I always go to the private side, so for the private side, it is a lot more expensive. However, what you get is for me, you get tranquility. I get peace and quiet. I'm able to go to the beach and it's just me, the ocean and the jungle. And I can get lost in my thoughts. I can read a book, I can fall asleep all the while I'm also getting table service with food and drinks. So for me, this is much more valuable than having to deal with all the noise on the public side.
So value because there are different utilities for different people for value, value is subjective. Value is it can be a perception. And when you're thinking about how value is created for service-based businesses, value is created at the intersection of human interaction. And that is from the author of the book Mapping Experiences. It's a book about um customer alignment through journeys by James Kalbach. So I'm obsessed with the customer experience and employee experience at this moment. And James Kalbach says that value is created at the intersection of human interaction for service-based businesses.
And I would even go and argue much further that every single business is a service-based business because even if you have a product, you are still delivering a customer experience and that customer experience is a service and the value that someone gets out of that customer experience will be at the intersection of that human interaction with your brand and your company.
Okay, so we've determined that value is subjective. Different people get different utilities from value. We also learned that value is created at the intersection of human interaction. So what does that actually mean? Like how can we use that for our benefit? So, when we're looking at value, what we want to do is we want to map out all the touchpoints between our organization and the customer and the customer even that it could go further beyond the people that are just buying products from you, your customers are also your employees because you're delivering a service to your employees as well.

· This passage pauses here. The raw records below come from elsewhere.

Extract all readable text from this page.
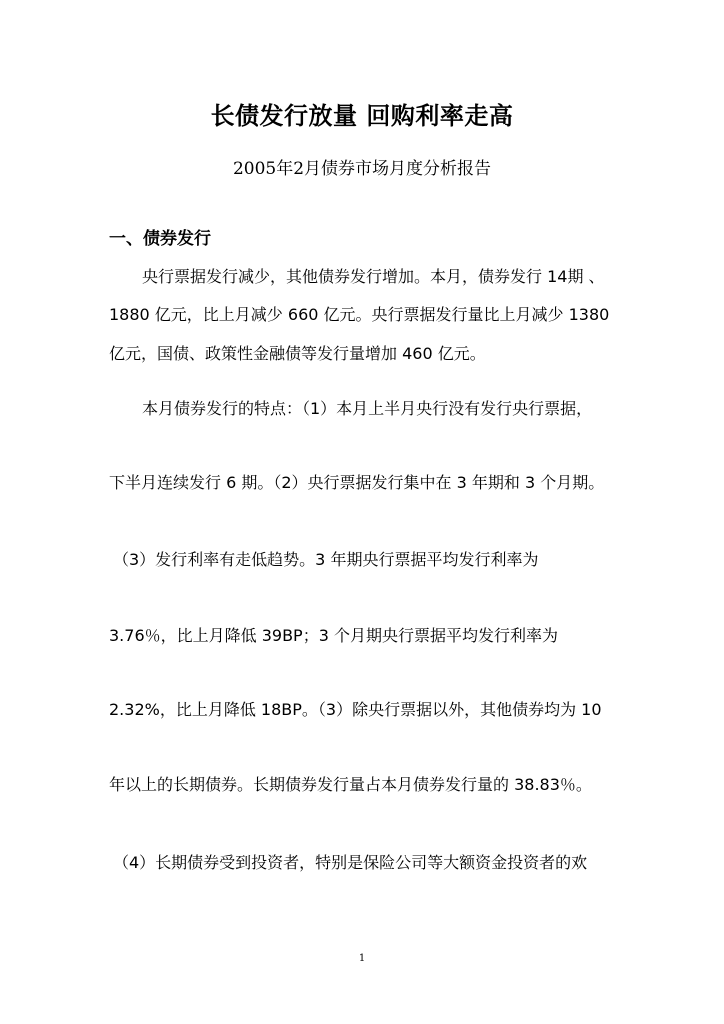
长债发行放量 回购利率走高
2005年2月债券市场月度分析报告
一、债券发行
央行票据发行减少，其他债券发行增加。本月，债券发行 14期 、
1880 亿元，比上月减少 660 亿元。央行票据发行量比上月减少 1380
亿元，国债、政策性金融债等发行量增加 460 亿元。
本月债券发行的特点：（1）本月上半月央行没有发行央行票据，
下半月连续发行 6 期。（2）央行票据发行集中在 3 年期和 3 个月期。
（3）发行利率有走低趋势。3 年期央行票据平均发行利率为
3.76％，比上月降低 39BP；3 个月期央行票据平均发行利率为
2.32%，比上月降低 18BP。（3）除央行票据以外，其他债券均为 10
年以上的长期债券。长期债券发行量占本月债券发行量的 38.83％。
（4）长期债券受到投资者，特别是保险公司等大额资金投资者的欢
1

So what you want to do is you want to map out all the different human touchpoints with these different stakeholders and then try to figure out how you can maximize service value at these touchpoints and to do this, you have to learn what the customer values. They also have to be seen why something is valuable because value is subjective. Sometimes people don't understand how something is valuable.
So to give you an example um this whole avocado crazy. I didn't understand it at all, it was like avocados, they're mushy, they're gross. I don't see why people like it. And then my cousin Mariam, she was like oh I like it because it's like buttery and it tastes good and it's like filling and she likes that buttery taste and I was like oh interesting. So then the next time I tried avocado, I try to appreciate the buttery nous of that avocado and I was like oh I see why this is so enjoyable. It's not something I value before, but it's something I value. Now someone had to open my eyes to it.
So when we map out all these different touchpoints, it allows us to get a better vision into our business in terms of where there is room for opportunities to increase value based on these human interactions that we are having. So value is created at the intersection of human interaction. Now that you know that, look at all the different touchpoints in your business where you have human interaction and try to figure out how you can increase the value. If you just work on this one little bit, what you're going to find out is a lot of other stuff in your company. For example, your product or other things. It doesn't really matter. What matters is the customer experience and you can increase the value of that customer experience by just doing this touchpoints exercise. Hope that helps. This is Robin Copernicus. Boom. Bam. I'm out.